This week we gained an extra lamb delivered at the crack of dawn by her owner on the way to work. It will be a holiday retreat for three weeks and our five little bleaters don't quite know what to make of it, but soon adjust without fuss.
The six of them are making good progress on the lower pasture, tidying up all the corners and leaving only nettles in rough patches dotted throughout the field. The flat space by the vegetable patch is already fenced off in preparation of their next transit, but for now the lush growth in their first field is still ample for their needs.
With cucumbers growing faster than we can eat, it is time for a large batch of 'bread and butter pickles'. Peeled and thinly sliced cucumbers are mixed with some slithers of onion and green pepper, thoroughly doused in salt and left to stand for a few hours. They rapidly reduce to about two thirds of their volume as the liquids are drawn out by the salt.
Diluted vinegar, pickling spices and sugar are brought to a rolling boil in a large pan and simmered for five or ten minutes to allow all the flavours to mingle. After being well rinsed a few times, the cucumbers are added to the pot and the whole mixture is brought gently to just below boiling point.
Now they are ready to bottle – sterilised jars filled to the brim, sealed and turned head downwards to ensure a vacuum. The delicate slices look stunning in their turmeric coloured liquid and can be eaten immediately, but with patience can taste even better after a month of slow maturing.
Courgettes are also out in their dozens, so my first experiment is sweet courgette pickle - another one of Rowie's tips. I choose to omit corn flour and instead allow the mixture to bubble away for a few hours on the open fire. The result is tantalising and certainly not a far cry from Branstons Pickle – that dearly beloved home coming for many an English ex pat. But the call for patience is a must here as it is clear that time will allow the vinegar to take a back seat and encourage the other ingredients to join forces and sing out.
The big success story of the week has got to be our courgette crisps! Sliced and sundried for the day on a wire mesh rack, our evening fire was centred around a pot of hot oil. We found that leaving them to sit on newspaper for a few minutes once out of the oil allowed them to crisp up just right. With a sprinkling of salt and a dash of mayonnaise they are simply irresistible.

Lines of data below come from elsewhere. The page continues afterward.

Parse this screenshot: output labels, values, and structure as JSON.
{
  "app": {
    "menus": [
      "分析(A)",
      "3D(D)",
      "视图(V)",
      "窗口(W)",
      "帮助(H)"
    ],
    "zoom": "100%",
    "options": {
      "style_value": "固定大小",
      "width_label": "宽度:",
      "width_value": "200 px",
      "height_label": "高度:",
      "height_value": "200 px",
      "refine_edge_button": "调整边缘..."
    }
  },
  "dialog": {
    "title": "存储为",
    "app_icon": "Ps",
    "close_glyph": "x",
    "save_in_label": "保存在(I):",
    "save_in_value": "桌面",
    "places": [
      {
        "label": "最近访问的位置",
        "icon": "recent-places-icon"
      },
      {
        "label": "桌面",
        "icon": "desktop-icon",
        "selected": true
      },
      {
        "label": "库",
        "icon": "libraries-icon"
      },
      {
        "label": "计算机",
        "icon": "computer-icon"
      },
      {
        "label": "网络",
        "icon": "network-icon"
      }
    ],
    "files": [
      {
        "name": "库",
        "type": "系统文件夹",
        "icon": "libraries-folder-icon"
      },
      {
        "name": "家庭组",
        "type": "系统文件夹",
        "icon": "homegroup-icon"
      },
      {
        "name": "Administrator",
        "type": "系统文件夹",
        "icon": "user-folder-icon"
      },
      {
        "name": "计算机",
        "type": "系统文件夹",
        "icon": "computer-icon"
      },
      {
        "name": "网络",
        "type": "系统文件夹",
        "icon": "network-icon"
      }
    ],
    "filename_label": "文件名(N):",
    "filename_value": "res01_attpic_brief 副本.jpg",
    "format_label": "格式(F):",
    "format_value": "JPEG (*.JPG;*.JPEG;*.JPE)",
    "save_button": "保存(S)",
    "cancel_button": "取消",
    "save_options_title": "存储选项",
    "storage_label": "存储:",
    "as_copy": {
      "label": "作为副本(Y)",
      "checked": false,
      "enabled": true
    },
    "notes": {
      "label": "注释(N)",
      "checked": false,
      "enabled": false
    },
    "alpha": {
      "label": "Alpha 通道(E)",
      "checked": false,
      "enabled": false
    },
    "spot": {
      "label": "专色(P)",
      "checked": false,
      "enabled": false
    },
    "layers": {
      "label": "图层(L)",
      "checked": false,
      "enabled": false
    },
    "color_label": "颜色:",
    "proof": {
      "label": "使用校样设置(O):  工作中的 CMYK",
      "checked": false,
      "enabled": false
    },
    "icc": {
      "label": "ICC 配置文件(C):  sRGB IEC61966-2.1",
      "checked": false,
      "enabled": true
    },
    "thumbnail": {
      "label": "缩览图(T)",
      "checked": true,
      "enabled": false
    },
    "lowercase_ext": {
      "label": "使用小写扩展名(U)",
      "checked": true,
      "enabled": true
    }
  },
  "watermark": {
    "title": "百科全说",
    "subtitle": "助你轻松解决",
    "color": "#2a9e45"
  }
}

Our first chilli sauces and ketchups are also emerging, heralding the imminent roll call of tomatoes galore - a hundred and twenty plants will certainly keep us busy! It is mind boggling to think that these very bushes (now almost our height!) were once tiny seedlings cramming the makeshift window sills of our town flat just a few months ago.
The farm cooperative managing the fields behind our farm lost no time in nudging us into action to divide our plot off and enable them to prepare ground for their next round of crops. Once the data pertaining to original borders had been retrieved from an office in town – indecipherable to us mere mortals - measuring the field was almost immediately actioned. The result is largely as expected, yet it appears that our neighbour on the south side has inadvertently shifted his boundary across a little and an odd triangle cuts above our plot - an inconvenience mostly for the farming coop.
We are by now so wary of creating any extra bureaucracy that we will certainly avoid contesting the details of the deeds officially and hope to gently negotiate mutually beneficial tweaks in dialogue with all concerned.